How can we ensure productivity in hybrid working?
I have had some interesting conversations with clients recently about hybrid working. As companies in the UK and US in particular are facing an imminent return to work in some kind of a hybrid pattern, many are looking at formal trials to evaluate the impact of hybrid on productivity and engagement.
Some have jumped straight to a hybrid future on the assumption it will work and at the request of their employees. At the other end of the scale some organisations and individual departments (usually those with a traditional command and control management style) are experiencing what I call “the Empire Strikes Back” as, despite the evidence of the last 12 months, some managers remain distrustful of giving their people flexibility (or more likely are concerned about themselves giving up their control).
A common question at the moment is, how can we demonstrate the impact of hybrid working on productivity?
It’s a fair question and if you have productivity measures in place already you should be able to evaluate this fairly easily. However, most companies do not have a granular measure of productivity.
It’s a bit like when we run training programmes, clients often ask, how will you measure the impact of the training programme on leadership or matrix management? I always ask, how do you measure their productivity now? I am always keen to get measures in place because when we do so we see very significant increases.
If you want to measure a change you need a base. However, I have very rarely had a client come back in 25 years with a pre-existing baseline measure of leadership productivity.

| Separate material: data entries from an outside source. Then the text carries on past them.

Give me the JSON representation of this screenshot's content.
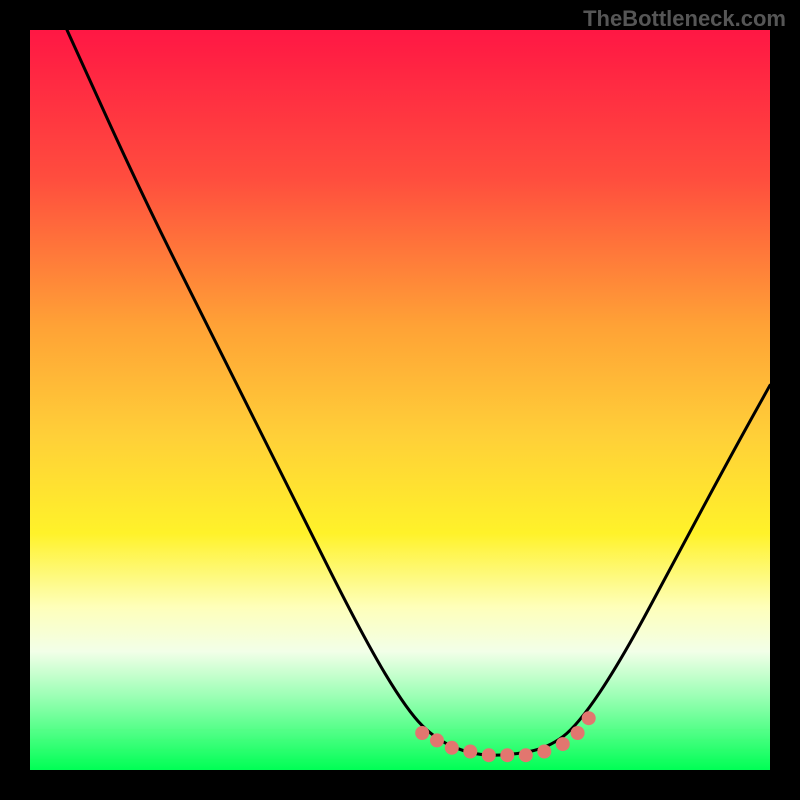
{
  "watermark": "TheBottleneck.com",
  "colors": {
    "bg": "#000000",
    "watermark_text": "#565656",
    "curve": "#000000",
    "marker": "#e2766f",
    "green": "#00ff55"
  },
  "chart_data": {
    "type": "line",
    "title": "",
    "xlabel": "",
    "ylabel": "",
    "xlim": [
      0,
      100
    ],
    "ylim": [
      0,
      100
    ],
    "gradient_stops": [
      {
        "offset": 0,
        "color": "#ff1744"
      },
      {
        "offset": 25,
        "color": "#ff6a3c"
      },
      {
        "offset": 50,
        "color": "#ffd038"
      },
      {
        "offset": 68,
        "color": "#fff22a"
      },
      {
        "offset": 80,
        "color": "#f8ffcc"
      },
      {
        "offset": 95,
        "color": "#35ff66"
      },
      {
        "offset": 100,
        "color": "#00ff55"
      }
    ],
    "series": [
      {
        "name": "bottleneck-curve",
        "points": [
          {
            "x": 5,
            "y": 100
          },
          {
            "x": 15,
            "y": 78
          },
          {
            "x": 25,
            "y": 58
          },
          {
            "x": 35,
            "y": 38
          },
          {
            "x": 45,
            "y": 18
          },
          {
            "x": 51,
            "y": 8
          },
          {
            "x": 55,
            "y": 4
          },
          {
            "x": 60,
            "y": 2
          },
          {
            "x": 65,
            "y": 2
          },
          {
            "x": 70,
            "y": 3
          },
          {
            "x": 74,
            "y": 6
          },
          {
            "x": 80,
            "y": 15
          },
          {
            "x": 88,
            "y": 30
          },
          {
            "x": 95,
            "y": 43
          },
          {
            "x": 100,
            "y": 52
          }
        ]
      }
    ],
    "markers": [
      {
        "x": 53,
        "y": 5
      },
      {
        "x": 55,
        "y": 4
      },
      {
        "x": 57,
        "y": 3
      },
      {
        "x": 59.5,
        "y": 2.5
      },
      {
        "x": 62,
        "y": 2
      },
      {
        "x": 64.5,
        "y": 2
      },
      {
        "x": 67,
        "y": 2
      },
      {
        "x": 69.5,
        "y": 2.5
      },
      {
        "x": 72,
        "y": 3.5
      },
      {
        "x": 74,
        "y": 5
      },
      {
        "x": 75.5,
        "y": 7
      }
    ]
  }
}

Because engagement tends to rely on self-reported measures there is more data around on this and the data shows that many organisations have experienced an improvement in engagement during the pandemic period.
Data from before COVID-19 show the people who worked a hybrid working pattern with one or two days in the week in the office were the most engaged of all employees. People really like flexibility.
Studies of remote working in the past have consistently shown an increase in productivity. An excellent recent McKinsey study of hybrid working asked 100 CEOs to report their findings on productivity during the period.
But back to the productivity question. Despite the positive evidence of the last 12 months, why is this a concern now? If it was so important what were our processes for tracking this in the past? There is some understandable uncertainty about such a large change and there are sure to be some wrong turns and unintended consequences. However, this sudden focus on productivity may also be a sign of resistance from managers wanting to re-establish control.
If you already tracked productivity before the pandemic you will have a goldmine of information about productivity when working largely in the office, completely remotely and in a hybrid pattern, I’d love to hear what you are finding.
How will you measure productivity during the move to hybrid working, do you have a “before measure” in place to compare it with?